Wild Strawberries

It’s been sixty two years since Ingmar Bergman released WILD STRAWBERRIES, his touching tale of Isak Borg, an old professor travelling to Lund from Stockholm to receive an honorary doctorate for his works in the profession. Fear of loneliness, and more precisely, the fear of the inescapability of time, haunt the mind of Isak as each new traveller he encounters prompts him to revisit his past.

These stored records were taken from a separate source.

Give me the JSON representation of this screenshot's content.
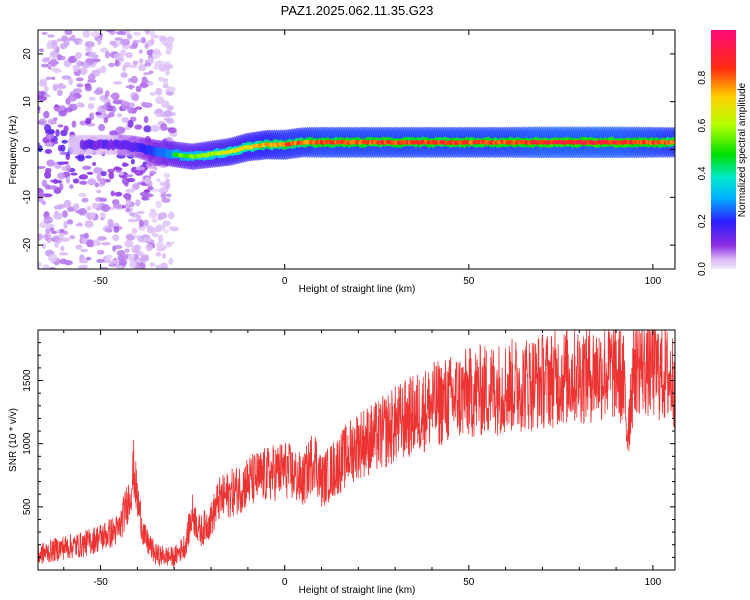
{
  "title": "PAZ1.2025.062.11.35.G23",
  "colors": {
    "line": "#ee3333",
    "axis": "#000000",
    "background": "#ffffff"
  },
  "chart_data": [
    {
      "type": "heatmap",
      "xlabel": "Height of straight line (km)",
      "ylabel": "Frequency (Hz)",
      "xlim": [
        -67,
        106
      ],
      "ylim": [
        -25,
        25
      ],
      "xticks": [
        -50,
        0,
        50,
        100
      ],
      "yticks": [
        -20,
        -10,
        0,
        10,
        20
      ],
      "colorbar": {
        "label": "Normalized spectral amplitude",
        "range": [
          0,
          1
        ],
        "ticks": [
          0.0,
          0.2,
          0.4,
          0.6,
          0.8
        ],
        "colormap": "rainbow (purple-blue-cyan-green-yellow-red-pink)"
      },
      "ridge": {
        "description": "dominant frequency ridge of normalized amplitude",
        "x": [
          -45,
          -40,
          -35,
          -30,
          -25,
          -20,
          -15,
          -10,
          -5,
          0,
          5,
          10,
          15,
          20,
          30,
          40,
          50,
          60,
          70,
          80,
          90,
          100,
          106
        ],
        "frequency": [
          1.0,
          0.5,
          -0.5,
          -1.0,
          -1.5,
          -1.0,
          -0.5,
          0.5,
          1.0,
          1.0,
          1.5,
          1.5,
          1.5,
          1.5,
          1.5,
          1.5,
          1.5,
          1.5,
          1.5,
          1.5,
          1.5,
          1.5,
          1.5
        ],
        "amplitude": [
          0.25,
          0.3,
          0.45,
          0.55,
          0.6,
          0.65,
          0.7,
          0.75,
          0.8,
          0.85,
          0.85,
          0.9,
          0.9,
          0.9,
          0.9,
          0.9,
          0.9,
          0.9,
          0.95,
          0.95,
          0.95,
          0.9,
          0.85
        ]
      },
      "noise_region": {
        "x_range": [
          -67,
          -30
        ],
        "frequency_range": [
          -25,
          25
        ]
      }
    },
    {
      "type": "line",
      "xlabel": "Height of straight line (km)",
      "ylabel": "SNR (10 * v/v)",
      "xlim": [
        -67,
        106
      ],
      "ylim": [
        0,
        1900
      ],
      "xticks": [
        -50,
        0,
        50,
        100
      ],
      "yticks": [
        500,
        1000,
        1500
      ],
      "series": [
        {
          "x": [
            -67,
            -60,
            -55,
            -50,
            -45,
            -42,
            -41,
            -40,
            -38,
            -35,
            -30,
            -27,
            -25,
            -23,
            -20,
            -18,
            -15,
            -12,
            -10,
            -5,
            0,
            5,
            8,
            10,
            15,
            20,
            25,
            30,
            40,
            50,
            60,
            70,
            80,
            90,
            92,
            93,
            95,
            100,
            106
          ],
          "y": [
            120,
            180,
            200,
            260,
            320,
            600,
            800,
            550,
            250,
            120,
            100,
            200,
            450,
            300,
            400,
            550,
            600,
            650,
            700,
            750,
            800,
            700,
            900,
            700,
            850,
            1000,
            1050,
            1150,
            1300,
            1400,
            1450,
            1500,
            1550,
            1580,
            1500,
            1100,
            1650,
            1600,
            1500
          ]
        }
      ]
    }
  ]
}
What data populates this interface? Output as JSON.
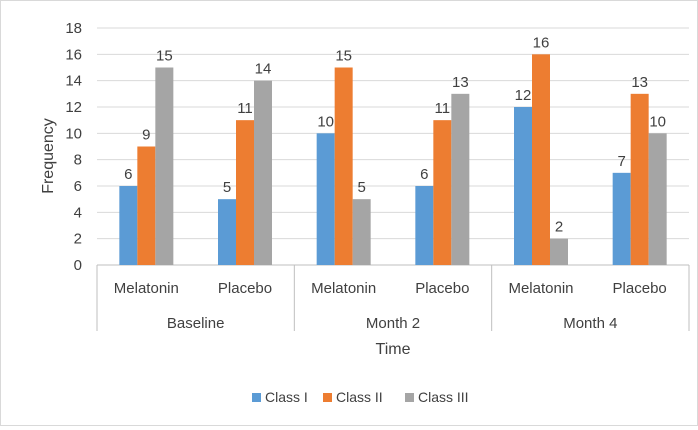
{
  "chart_data": {
    "type": "bar",
    "title": "",
    "xlabel": "Time",
    "ylabel": "Frequency",
    "ylim": [
      0,
      18
    ],
    "yticks": [
      0,
      2,
      4,
      6,
      8,
      10,
      12,
      14,
      16,
      18
    ],
    "grid": true,
    "legend_position": "bottom",
    "groups": [
      {
        "label": "Baseline",
        "categories": [
          "Melatonin",
          "Placebo"
        ]
      },
      {
        "label": "Month 2",
        "categories": [
          "Melatonin",
          "Placebo"
        ]
      },
      {
        "label": "Month 4",
        "categories": [
          "Melatonin",
          "Placebo"
        ]
      }
    ],
    "categories": [
      "Melatonin",
      "Placebo",
      "Melatonin",
      "Placebo",
      "Melatonin",
      "Placebo"
    ],
    "series": [
      {
        "name": "Class I",
        "color": "#5b9bd5",
        "values": [
          6,
          5,
          10,
          6,
          12,
          7
        ]
      },
      {
        "name": "Class II",
        "color": "#ed7d31",
        "values": [
          9,
          11,
          15,
          11,
          16,
          13
        ]
      },
      {
        "name": "Class III",
        "color": "#a5a5a5",
        "values": [
          15,
          14,
          5,
          13,
          2,
          10
        ]
      }
    ]
  }
}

Swedish cinema legend Victor Sjöström plays Isak, the grumpy elder man, whilst Ingrid Thulin plays Marianne – his daughter-in-law married to his son. The pair show an evident disdain for each other. Marianne doesn’t approve of the ‘irreverent egotist’ and his treatment of others, including herself. Isak seems to care only for himself – yet his love for his son is clear, and his attempts at reconciliation with Marianne appear to work. When the two come across Isak’s old home he is reminded of a sweeter time. Whilst reminiscing he is approached by Sara, a young, attractive hitchhiker trying to get to Italy with two men, Anders and Viktor. Coincidentally, Sara shares the same name of an old flame of Isak, whom he lost to his brother. The fivesome then encounter a bitter and argumentative couple – and Isak is reminded of his own marriage.

These vignettes pepper the film as the travellers near their destination. Each new person serves as a bitter reminder to Isak of the life he use to live. The titular red fruit stands in as a metaphor: the sweetness of his memories aged and rotted over time, and now he can only gaze back into his memories with the knowledge that he may never feel that joy again.

Despite this, each dream, nightmare and hallucination heps Isak to understand that he still has his life to live, as a happy man. All the clocks in the film have no hands, a sign of Isak’s fear of his own time catching up on him – he doesn’t know how long is left for him. Bergman plays with the idea of his characters going on journeys, not just in the physical sense but in a sort of metaphysical state of awareness. Is Isak’s journey to receive the award just that? Or is it perhaps his one last chance to reminisce about those whom he loved and who love him? The film ends with Isak finding contentment with his life, a subtle grin spreading across his face as he remembers his mother and father by the lake as a youngster. The last glimpse of Isak is his smile. And when the picture fades to black, I shared that same expression.